Overview

Mesoamerican manuscripts embody a wide range of qualities and formats, including pictorial manuscripts, screenfold and roll tira, and lienzos. Due to colonial violence, there are few surviving manuscripts from the pre-contact (pre-Columbian) period. However, a substantial number of manuscript objects made after this period share similarities with these early traditions; these include land maps, legal documents, catechisms, and accounts of the Spanish invasion, written and painted on paper, amatl (bark paper), animal skins, and other  sheet materials. Many post-contact manuscripts act as spaces for settler colonial and Indigenous encounters, shedding light on these histories that are both separate and shared.
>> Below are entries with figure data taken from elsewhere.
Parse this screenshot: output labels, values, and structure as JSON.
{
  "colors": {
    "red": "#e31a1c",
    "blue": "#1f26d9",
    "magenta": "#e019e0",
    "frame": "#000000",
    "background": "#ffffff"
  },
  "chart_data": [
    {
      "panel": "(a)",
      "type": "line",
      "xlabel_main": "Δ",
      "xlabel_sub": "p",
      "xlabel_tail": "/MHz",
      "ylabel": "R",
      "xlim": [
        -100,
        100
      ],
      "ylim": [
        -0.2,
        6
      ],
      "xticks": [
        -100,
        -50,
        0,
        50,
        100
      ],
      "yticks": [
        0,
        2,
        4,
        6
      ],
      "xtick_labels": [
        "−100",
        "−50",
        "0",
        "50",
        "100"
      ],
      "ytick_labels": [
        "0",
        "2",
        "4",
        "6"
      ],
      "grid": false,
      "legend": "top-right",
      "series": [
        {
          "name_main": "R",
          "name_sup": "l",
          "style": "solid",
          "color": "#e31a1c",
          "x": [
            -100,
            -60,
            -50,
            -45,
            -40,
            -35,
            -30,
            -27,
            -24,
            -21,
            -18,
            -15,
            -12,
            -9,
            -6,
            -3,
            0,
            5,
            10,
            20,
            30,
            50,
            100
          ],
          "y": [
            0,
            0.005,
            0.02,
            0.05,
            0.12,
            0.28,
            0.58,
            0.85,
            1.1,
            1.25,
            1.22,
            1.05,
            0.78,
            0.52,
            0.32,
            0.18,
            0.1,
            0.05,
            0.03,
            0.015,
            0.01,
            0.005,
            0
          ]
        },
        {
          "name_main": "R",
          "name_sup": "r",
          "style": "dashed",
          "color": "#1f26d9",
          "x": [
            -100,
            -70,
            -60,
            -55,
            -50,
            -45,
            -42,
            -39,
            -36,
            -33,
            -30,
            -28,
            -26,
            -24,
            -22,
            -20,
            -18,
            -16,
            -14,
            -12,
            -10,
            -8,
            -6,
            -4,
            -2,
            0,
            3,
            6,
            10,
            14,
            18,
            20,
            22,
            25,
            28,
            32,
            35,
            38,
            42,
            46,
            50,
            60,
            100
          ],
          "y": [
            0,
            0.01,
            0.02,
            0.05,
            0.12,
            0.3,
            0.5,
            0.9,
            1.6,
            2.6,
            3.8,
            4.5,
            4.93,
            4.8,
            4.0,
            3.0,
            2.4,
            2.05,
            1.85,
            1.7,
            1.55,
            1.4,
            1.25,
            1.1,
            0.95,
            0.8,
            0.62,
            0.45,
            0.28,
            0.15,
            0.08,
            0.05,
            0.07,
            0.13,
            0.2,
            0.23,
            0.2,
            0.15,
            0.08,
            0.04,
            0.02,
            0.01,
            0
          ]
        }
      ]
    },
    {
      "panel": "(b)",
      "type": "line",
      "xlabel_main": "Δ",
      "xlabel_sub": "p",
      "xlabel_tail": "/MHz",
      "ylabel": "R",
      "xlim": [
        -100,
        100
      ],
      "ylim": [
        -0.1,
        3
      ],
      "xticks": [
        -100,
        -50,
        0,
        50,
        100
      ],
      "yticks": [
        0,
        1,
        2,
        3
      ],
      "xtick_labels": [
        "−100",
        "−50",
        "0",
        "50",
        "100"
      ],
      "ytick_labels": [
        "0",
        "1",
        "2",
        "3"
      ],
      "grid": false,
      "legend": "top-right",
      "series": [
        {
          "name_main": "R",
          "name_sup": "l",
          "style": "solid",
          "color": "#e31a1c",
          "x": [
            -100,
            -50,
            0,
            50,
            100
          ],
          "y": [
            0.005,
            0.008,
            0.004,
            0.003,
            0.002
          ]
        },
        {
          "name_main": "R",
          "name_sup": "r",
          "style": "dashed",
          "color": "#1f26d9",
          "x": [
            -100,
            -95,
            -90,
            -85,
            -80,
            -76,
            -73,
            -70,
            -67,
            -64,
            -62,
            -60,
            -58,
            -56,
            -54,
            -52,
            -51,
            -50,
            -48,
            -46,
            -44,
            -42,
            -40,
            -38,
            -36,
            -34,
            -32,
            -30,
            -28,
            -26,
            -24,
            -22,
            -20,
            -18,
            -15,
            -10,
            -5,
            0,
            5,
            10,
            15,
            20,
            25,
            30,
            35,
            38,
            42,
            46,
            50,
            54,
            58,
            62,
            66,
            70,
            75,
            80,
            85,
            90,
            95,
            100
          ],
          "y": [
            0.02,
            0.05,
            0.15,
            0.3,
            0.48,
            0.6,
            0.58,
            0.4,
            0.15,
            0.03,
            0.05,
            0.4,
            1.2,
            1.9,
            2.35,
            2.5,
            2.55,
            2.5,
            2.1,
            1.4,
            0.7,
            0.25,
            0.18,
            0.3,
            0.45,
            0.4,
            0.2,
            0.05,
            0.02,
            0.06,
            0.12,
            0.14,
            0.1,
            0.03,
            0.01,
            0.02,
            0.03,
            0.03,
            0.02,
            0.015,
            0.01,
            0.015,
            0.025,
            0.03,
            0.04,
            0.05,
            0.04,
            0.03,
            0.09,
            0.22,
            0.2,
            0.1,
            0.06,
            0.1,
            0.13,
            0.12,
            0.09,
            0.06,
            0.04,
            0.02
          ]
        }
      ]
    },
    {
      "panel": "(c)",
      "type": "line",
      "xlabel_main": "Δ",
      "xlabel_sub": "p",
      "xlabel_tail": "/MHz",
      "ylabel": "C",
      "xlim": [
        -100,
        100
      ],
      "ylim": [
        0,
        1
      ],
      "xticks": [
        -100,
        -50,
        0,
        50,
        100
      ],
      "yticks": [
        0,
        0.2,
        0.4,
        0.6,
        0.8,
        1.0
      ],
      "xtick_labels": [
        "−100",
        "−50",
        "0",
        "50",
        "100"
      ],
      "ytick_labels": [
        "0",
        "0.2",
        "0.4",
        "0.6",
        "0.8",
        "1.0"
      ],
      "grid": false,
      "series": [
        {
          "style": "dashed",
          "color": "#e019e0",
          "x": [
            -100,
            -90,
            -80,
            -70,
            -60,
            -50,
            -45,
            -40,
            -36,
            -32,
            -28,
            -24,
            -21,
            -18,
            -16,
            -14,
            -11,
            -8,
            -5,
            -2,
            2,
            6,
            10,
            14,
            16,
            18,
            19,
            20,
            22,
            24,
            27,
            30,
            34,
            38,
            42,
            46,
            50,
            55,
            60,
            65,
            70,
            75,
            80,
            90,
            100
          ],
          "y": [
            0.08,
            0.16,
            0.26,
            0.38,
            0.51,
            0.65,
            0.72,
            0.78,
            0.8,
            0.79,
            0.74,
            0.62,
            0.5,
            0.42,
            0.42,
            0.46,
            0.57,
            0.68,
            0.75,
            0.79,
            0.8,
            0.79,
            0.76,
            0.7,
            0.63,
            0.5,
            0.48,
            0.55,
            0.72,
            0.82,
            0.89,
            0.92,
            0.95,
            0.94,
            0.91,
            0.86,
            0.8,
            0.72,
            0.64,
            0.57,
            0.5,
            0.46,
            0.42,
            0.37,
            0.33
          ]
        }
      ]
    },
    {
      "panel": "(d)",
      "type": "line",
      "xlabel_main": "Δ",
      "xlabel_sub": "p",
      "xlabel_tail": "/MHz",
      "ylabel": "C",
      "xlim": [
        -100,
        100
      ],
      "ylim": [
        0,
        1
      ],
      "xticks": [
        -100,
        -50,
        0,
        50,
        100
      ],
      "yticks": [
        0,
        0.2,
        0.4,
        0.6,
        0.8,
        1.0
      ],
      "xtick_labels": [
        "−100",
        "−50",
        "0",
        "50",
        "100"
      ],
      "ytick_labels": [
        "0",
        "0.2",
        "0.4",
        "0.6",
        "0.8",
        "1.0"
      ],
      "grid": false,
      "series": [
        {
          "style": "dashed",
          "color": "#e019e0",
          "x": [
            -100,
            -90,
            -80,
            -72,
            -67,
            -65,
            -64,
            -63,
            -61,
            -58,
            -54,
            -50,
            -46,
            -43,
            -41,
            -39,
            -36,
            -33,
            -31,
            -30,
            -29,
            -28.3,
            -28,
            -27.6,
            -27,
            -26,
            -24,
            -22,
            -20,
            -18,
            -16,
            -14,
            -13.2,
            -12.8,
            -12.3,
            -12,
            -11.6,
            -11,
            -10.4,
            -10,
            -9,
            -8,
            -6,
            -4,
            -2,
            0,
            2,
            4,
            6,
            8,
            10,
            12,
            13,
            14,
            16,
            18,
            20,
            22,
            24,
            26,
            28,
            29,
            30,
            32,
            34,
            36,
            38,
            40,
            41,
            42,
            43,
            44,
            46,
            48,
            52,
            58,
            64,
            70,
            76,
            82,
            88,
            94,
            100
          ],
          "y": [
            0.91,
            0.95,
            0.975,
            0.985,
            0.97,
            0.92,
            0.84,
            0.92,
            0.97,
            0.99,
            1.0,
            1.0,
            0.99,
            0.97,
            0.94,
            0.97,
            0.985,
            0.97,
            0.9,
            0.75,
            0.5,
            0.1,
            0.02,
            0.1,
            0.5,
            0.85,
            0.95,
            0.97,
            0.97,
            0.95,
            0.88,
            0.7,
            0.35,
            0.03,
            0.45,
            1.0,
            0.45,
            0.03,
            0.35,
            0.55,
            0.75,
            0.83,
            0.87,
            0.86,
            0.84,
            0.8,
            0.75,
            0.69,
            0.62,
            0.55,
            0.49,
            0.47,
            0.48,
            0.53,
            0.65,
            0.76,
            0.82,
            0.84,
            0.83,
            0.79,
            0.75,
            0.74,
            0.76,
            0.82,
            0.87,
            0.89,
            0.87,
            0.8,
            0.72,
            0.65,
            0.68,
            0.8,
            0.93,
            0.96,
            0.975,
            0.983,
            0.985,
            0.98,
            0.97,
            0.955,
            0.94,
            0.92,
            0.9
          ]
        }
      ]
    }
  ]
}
Current project activities support work, led by David Fernández (University of Toronto Libraries), focus on a post-contact codex, Axoloapan Xoloctlan, a land grant manuscript from Tecámac, Mexico (1690-1720) in the collection of the Thomas Fisher Rare Book Library, Toronto. The codex is a Techialoyan manuscript in Nahuatl, on amatl, documenting land ownership by Indigenous caretakers and owners of land in Mexico. These Techialoyan documents were used to assert land claims in court against the Spanish, who were attempting to reestablish land boundaries and take Indigenous lands in the 17th and 18th centuries. Fibre analysis, among other tools, can help us better understand the materials and processes used to create the codex.

In 2025, a workshop — "Understanding Colour in a Techialoyan Codex” — brought together conservators and researchers who are studying the use of pigment in Nahua manuscripts. The Fisher library included the codex in the library's 70 Rare Books, Special Collections, Archives exhibit.